Home is where the heart is
Said the scarecrow to the crow
Home is where the heart is
And that’s all I really know.
This field is mine for all this day
I’ve watched the kids who’ve come to play
I love it here and want to stay
But Farmer Joe is not the kind of bloke
Who listens to what scarecrows say.
Today I’m in this field of wheat
And I can see, just past the street,
The cliff top edge.
And farther still, beyond the hill,
I can see old Portland Bill.
On nights like this when I cannot sleep
He winks at me in a code not Morse.
I rack my brains and beat my chest
And give the task more than my best.
I don’t have much time, you see
‘Cause come the dawn
His light goes out
And I can no longer see
What he might be telling me.
With light so bright he must be wise
His meaning clear to one who tries.
But I’m so dumb I cannot see
What he surely must be telling me.
This night might well be my last
Chance to crack the code
Cos come the dawn
I might be back to that fieldd of corn
Where the lights I see
Never seem to wink at me.
Where the children never come to play
And I cannot even see the sea.
2
You moan all night and you moan all day.
You don’t even listen when I squawk at you.

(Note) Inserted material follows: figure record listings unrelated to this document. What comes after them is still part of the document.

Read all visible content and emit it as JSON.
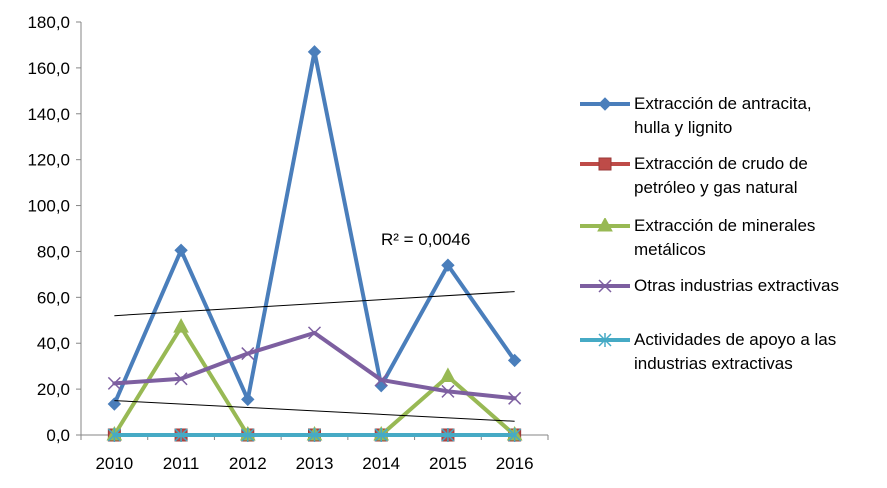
{
  "chart_data": {
    "type": "line",
    "title": "",
    "xlabel": "",
    "ylabel": "",
    "categories": [
      "2010",
      "2011",
      "2012",
      "2013",
      "2014",
      "2015",
      "2016"
    ],
    "ylim": [
      0,
      180
    ],
    "yticks": [
      "0,0",
      "20,0",
      "40,0",
      "60,0",
      "80,0",
      "100,0",
      "120,0",
      "140,0",
      "160,0",
      "180,0"
    ],
    "grid": false,
    "legend_position": "right",
    "series": [
      {
        "name": "Extracción de antracita, hulla y lignito",
        "name_lines": [
          "Extracción de antracita,",
          "hulla y lignito"
        ],
        "values": [
          13.5,
          80.5,
          15.5,
          167.0,
          21.5,
          74.0,
          32.5
        ],
        "color": "#4A7EBB",
        "marker": "diamond",
        "trend": [
          52.0,
          62.5
        ]
      },
      {
        "name": "Extracción de crudo de petróleo y gas natural",
        "name_lines": [
          "Extracción de crudo de",
          "petróleo y gas natural"
        ],
        "values": [
          0,
          0,
          0,
          0,
          0,
          0,
          0
        ],
        "color": "#BE4B48",
        "marker": "square"
      },
      {
        "name": "Extracción de minerales metálicos",
        "name_lines": [
          "Extracción de minerales",
          "metálicos"
        ],
        "values": [
          0,
          47.0,
          0,
          0,
          0,
          25.5,
          0
        ],
        "color": "#98B954",
        "marker": "triangle"
      },
      {
        "name": "Otras industrias extractivas",
        "name_lines": [
          "Otras industrias extractivas"
        ],
        "values": [
          22.5,
          24.5,
          35.5,
          44.5,
          24.0,
          19.0,
          16.0
        ],
        "color": "#7D5FA0",
        "marker": "x",
        "trend": [
          15.0,
          6.0
        ]
      },
      {
        "name": "Actividades de apoyo a las industrias extractivas",
        "name_lines": [
          "Actividades de apoyo a las",
          "industrias extractivas"
        ],
        "values": [
          0,
          0,
          0,
          0,
          0,
          0,
          0
        ],
        "color": "#46AAC5",
        "marker": "star"
      }
    ],
    "annotations": [
      {
        "text": "R² = 0,0046"
      }
    ]
  }
}
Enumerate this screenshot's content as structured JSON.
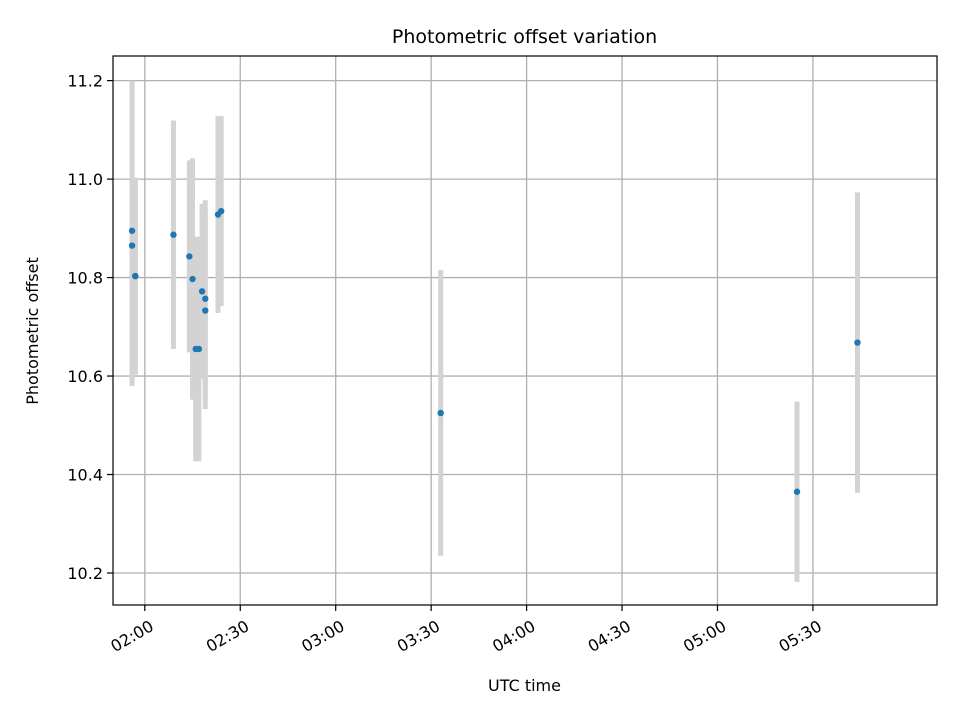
{
  "chart_data": {
    "type": "scatter",
    "title": "Photometric offset variation",
    "xlabel": "UTC time",
    "ylabel": "Photometric offset",
    "xlim": [
      "01:50",
      "06:09"
    ],
    "ylim": [
      10.135,
      11.25
    ],
    "x_ticks": [
      "02:00",
      "02:30",
      "03:00",
      "03:30",
      "04:00",
      "04:30",
      "05:00",
      "05:30"
    ],
    "y_ticks": [
      "10.2",
      "10.4",
      "10.6",
      "10.8",
      "11.0",
      "11.2"
    ],
    "grid": true,
    "colors": {
      "points": "#1f77b4",
      "errorbars": "#d3d3d3",
      "grid": "#b0b0b0"
    },
    "points": [
      {
        "x": "01:56",
        "y": 10.895,
        "err": 0.305
      },
      {
        "x": "01:56",
        "y": 10.865,
        "err": 0.285
      },
      {
        "x": "01:57",
        "y": 10.803,
        "err": 0.2
      },
      {
        "x": "01:57",
        "y": 10.803,
        "err": 0.2
      },
      {
        "x": "02:09",
        "y": 10.887,
        "err": 0.232
      },
      {
        "x": "02:14",
        "y": 10.843,
        "err": 0.195
      },
      {
        "x": "02:15",
        "y": 10.797,
        "err": 0.245
      },
      {
        "x": "02:16",
        "y": 10.655,
        "err": 0.228
      },
      {
        "x": "02:17",
        "y": 10.655,
        "err": 0.228
      },
      {
        "x": "02:18",
        "y": 10.772,
        "err": 0.178
      },
      {
        "x": "02:19",
        "y": 10.733,
        "err": 0.2
      },
      {
        "x": "02:19",
        "y": 10.757,
        "err": 0.2
      },
      {
        "x": "02:23",
        "y": 10.928,
        "err": 0.2
      },
      {
        "x": "02:24",
        "y": 10.935,
        "err": 0.193
      },
      {
        "x": "03:33",
        "y": 10.525,
        "err": 0.29
      },
      {
        "x": "05:25",
        "y": 10.365,
        "err": 0.183
      },
      {
        "x": "05:44",
        "y": 10.668,
        "err": 0.305
      }
    ]
  }
}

You see the sea but you don’t hear it roar
As it beats upon the shore.
And erodes the cliff beneath your feet
When you are in that field of wheat.
You envy me as I fly around
While you are stuck upon the ground.
You can see I love to roam
And do not pine for a place called home.
When I was young
I loved the nest
But now I know it was for the best
When I was thrown out into the sky.
I did not know that I could fly
Until I had to fly or die.
You moan your lot but it’s all you’ve got
You cannot be what you are not.
So the farmer pushes you around
Shifting your spot upon the ground.
What’s wrong with that you bunch of twigs?

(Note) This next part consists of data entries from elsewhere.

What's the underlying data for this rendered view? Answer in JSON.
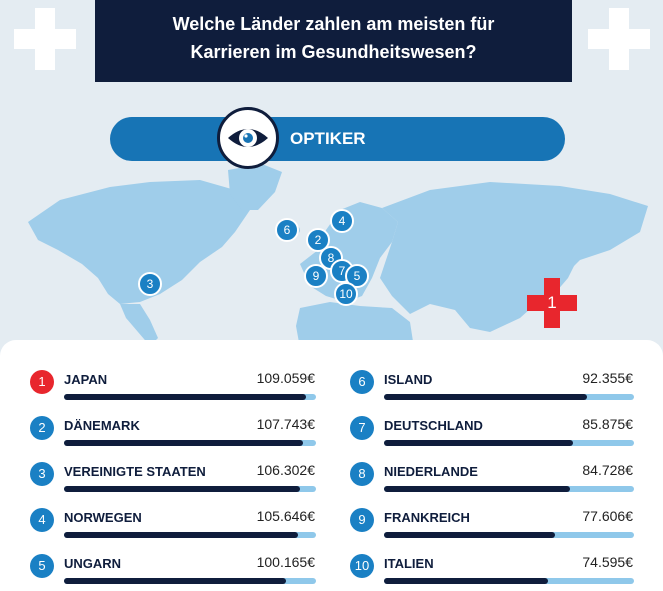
{
  "header": {
    "title_line1": "Welche Länder zahlen am meisten für",
    "title_line2": "Karrieren im Gesundheitswesen?",
    "left_icon": "medical-cross-icon",
    "right_icon": "medical-cross-icon"
  },
  "category": {
    "label": "OPTIKER",
    "icon": "eye-icon"
  },
  "colors": {
    "navy": "#0f1d3c",
    "blue": "#1774b5",
    "light_blue": "#8fc8ea",
    "red": "#e8262d",
    "background": "#e4ecf2"
  },
  "ranking": {
    "max_value": 109059,
    "left_column": [
      {
        "rank": "1",
        "country": "JAPAN",
        "amount": "109.059€",
        "value": 109059
      },
      {
        "rank": "2",
        "country": "DÄNEMARK",
        "amount": "107.743€",
        "value": 107743
      },
      {
        "rank": "3",
        "country": "VEREINIGTE STAATEN",
        "amount": "106.302€",
        "value": 106302
      },
      {
        "rank": "4",
        "country": "NORWEGEN",
        "amount": "105.646€",
        "value": 105646
      },
      {
        "rank": "5",
        "country": "UNGARN",
        "amount": "100.165€",
        "value": 100165
      }
    ],
    "right_column": [
      {
        "rank": "6",
        "country": "ISLAND",
        "amount": "92.355€",
        "value": 92355
      },
      {
        "rank": "7",
        "country": "DEUTSCHLAND",
        "amount": "85.875€",
        "value": 85875
      },
      {
        "rank": "8",
        "country": "NIEDERLANDE",
        "amount": "84.728€",
        "value": 84728
      },
      {
        "rank": "9",
        "country": "FRANKREICH",
        "amount": "77.606€",
        "value": 77606
      },
      {
        "rank": "10",
        "country": "ITALIEN",
        "amount": "74.595€",
        "value": 74595
      }
    ]
  },
  "map_markers": {
    "m1": "1",
    "m2": "2",
    "m3": "3",
    "m4": "4",
    "m5": "5",
    "m6": "6",
    "m7": "7",
    "m8": "8",
    "m9": "9",
    "m10": "10"
  }
}
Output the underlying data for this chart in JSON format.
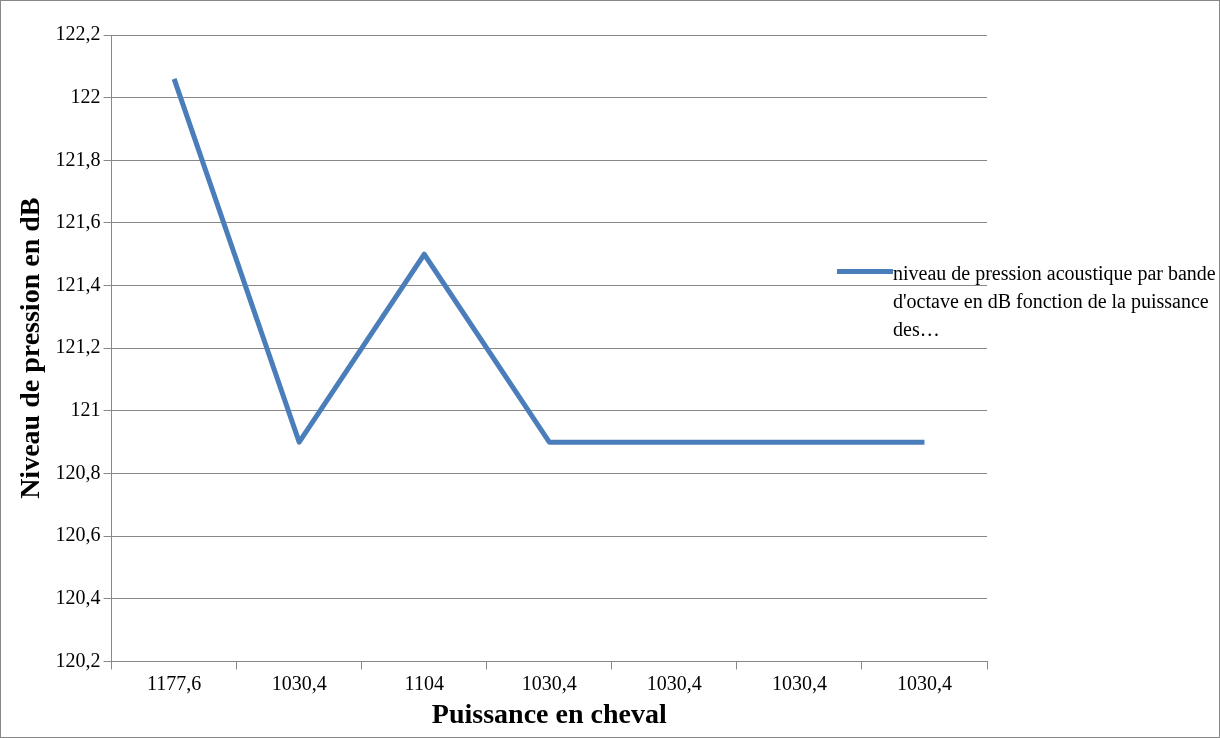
{
  "chart_data": {
    "type": "line",
    "xlabel": "Puissance en cheval",
    "ylabel": "Niveau de pression en dB",
    "categories": [
      "1177,6",
      "1030,4",
      "1104",
      "1030,4",
      "1030,4",
      "1030,4",
      "1030,4"
    ],
    "series": [
      {
        "name": "niveau de pression acoustique par bande d'octave en dB fonction de la puissance des…",
        "color": "#4a7ebb",
        "values": [
          122.06,
          120.9,
          121.5,
          120.9,
          120.9,
          120.9,
          120.9
        ]
      }
    ],
    "ylim": [
      120.2,
      122.2
    ],
    "yticks": [
      {
        "value": 120.2,
        "label": "120,2"
      },
      {
        "value": 120.4,
        "label": "120,4"
      },
      {
        "value": 120.6,
        "label": "120,6"
      },
      {
        "value": 120.8,
        "label": "120,8"
      },
      {
        "value": 121,
        "label": "121"
      },
      {
        "value": 121.2,
        "label": "121,2"
      },
      {
        "value": 121.4,
        "label": "121,4"
      },
      {
        "value": 121.6,
        "label": "121,6"
      },
      {
        "value": 121.8,
        "label": "121,8"
      },
      {
        "value": 122,
        "label": "122"
      },
      {
        "value": 122.2,
        "label": "122,2"
      }
    ],
    "grid": "y",
    "legend": "right",
    "marker": "none",
    "line_style": "solid"
  }
}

Us crows have much more to fear.
Cos if Joe decides you no longer scare
He’ll get his gun and shoot us down.
So rattle your cans for all you’re worth
Be the best scarecrow on all the earth.
Home is where the heart is
And that is all I know
And that’s why it does not matter
To which field you have to go.
(I wrote this poem on a night I could not sleep because I was trying to compose an article about the extraordinary scenes as depositors withdrew eight billion pounds from the Northern Rock Building Society. I wanted to attack the over dependence of the British economy on ever rising house prices. It is not only Northern Rock who fuels this boom. The giant in the housing market, the Bank of Scotland, which owns the Halifax Building Society as well as many other companies, is just as guilty of encouraging people to take mortgages beyond their means, in order that they can buy the house of their dreams.

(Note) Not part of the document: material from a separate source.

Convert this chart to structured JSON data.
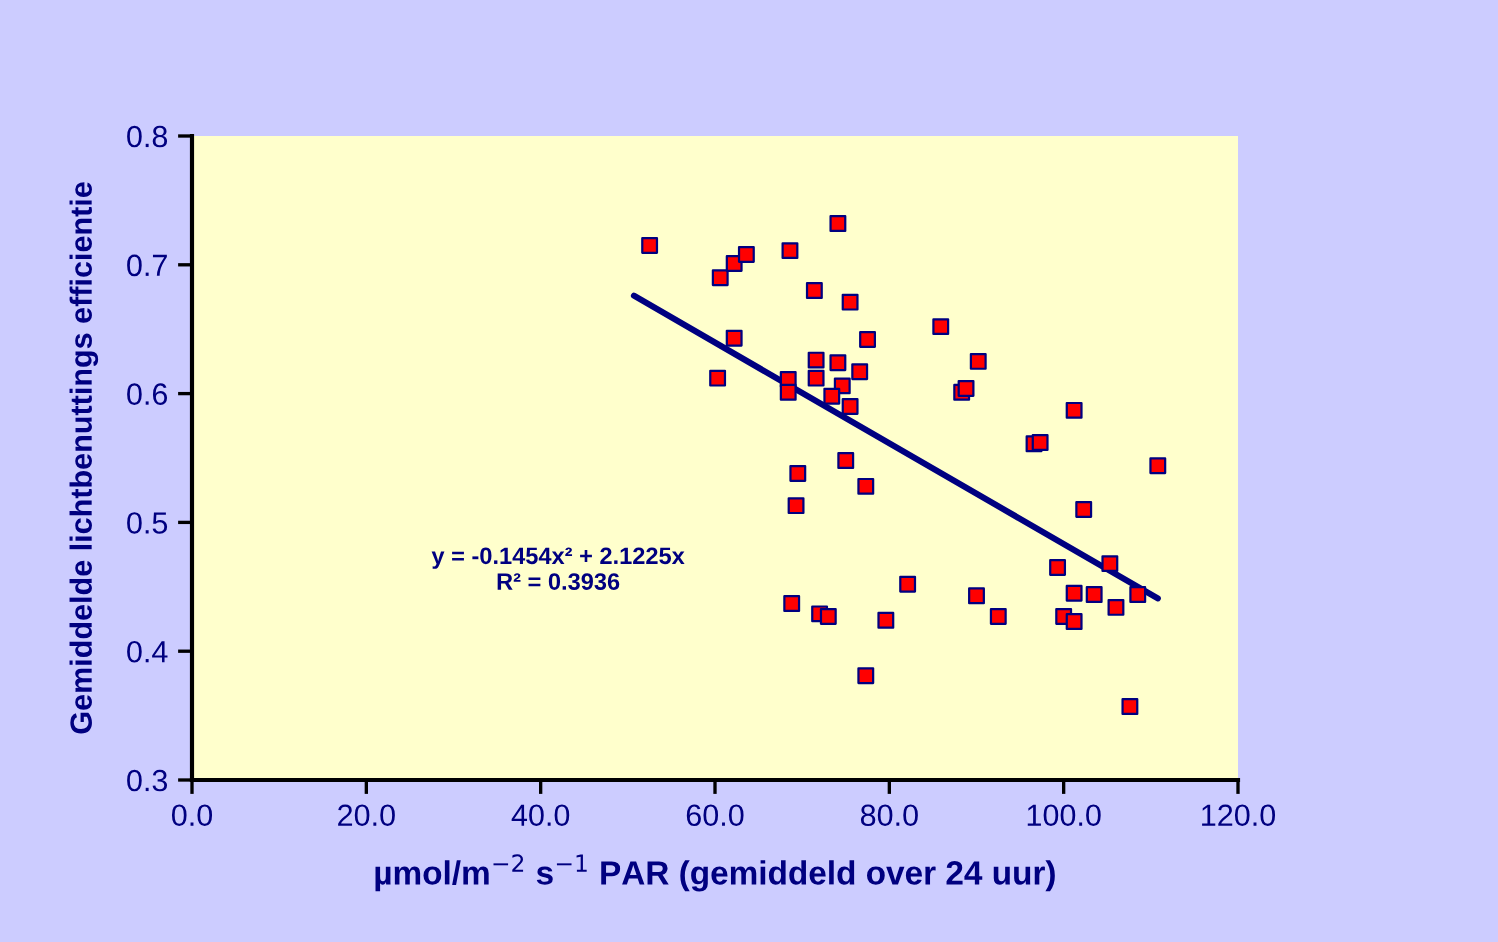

While I was thinking about what the angle should be I was aware of the paradox that I had spent much of the past year in buying the house of my dreams. And I was enjoying it hugely and felt very reluctant to go back to London the next day. When I read the poem as the dawn broke, it did not seem quite right so I stuffed it into a drawer.
Tonight I could not sleep. I was thinking that because of all the time I have been spending trying to make the Dorset house into my version of the Ideal Home I have not written about the current state of British politics. I had planned a long time ago to go the Trade Union Congress in Brigthton and the Labour Party Conference in Bournemouth, both an easy trip for me. The Sunday newspapers were full of the seemingly hopeless task faced by David Cameron as he travels up to Blackpool for the Conservative Conference. Cameron is not only being trounced in the opinion polls he is being deserted by many of the party faithful. Margaret Thatcher has spent two hours in Downing Street having a heart to heart chat with Gordon Brown and Norman Tebbitt, who bonded on that night in 1984 when the IRA bomb rocked the Grand Hotel in Brighton, where Thatcher and Tebbit were staying.
The bomb went off at 2.59 AM when, as Thatcher told the nation the following morning, ‘Denis was asleep but I was working on one more government paper.’ If Thatcher could manage on four hour’s sleep a night what was I doing lying in bed trying to get to sleep?
Surely I am not such a wimp? So I jumped out of bed and ran down stairs seeing the arch showman of another Blackpool conference, Quinton Hogg, ringing a school bell and proclaiming,
‘Do not ask for whom the bell tolls
It tolls for thee.’
By the time I had made a cup of tea, I still had no clear idea as to what message I was going to deliver to David Cameron. So I opened my drawer and re-read the poem. It did not seem so bad, and I saw a way of making it a bit better by modifying one stanza, and cutting out two other stanzas.
If I have time later today after struggling once more to get the kitchen cabinet up I may write a serious political blog.)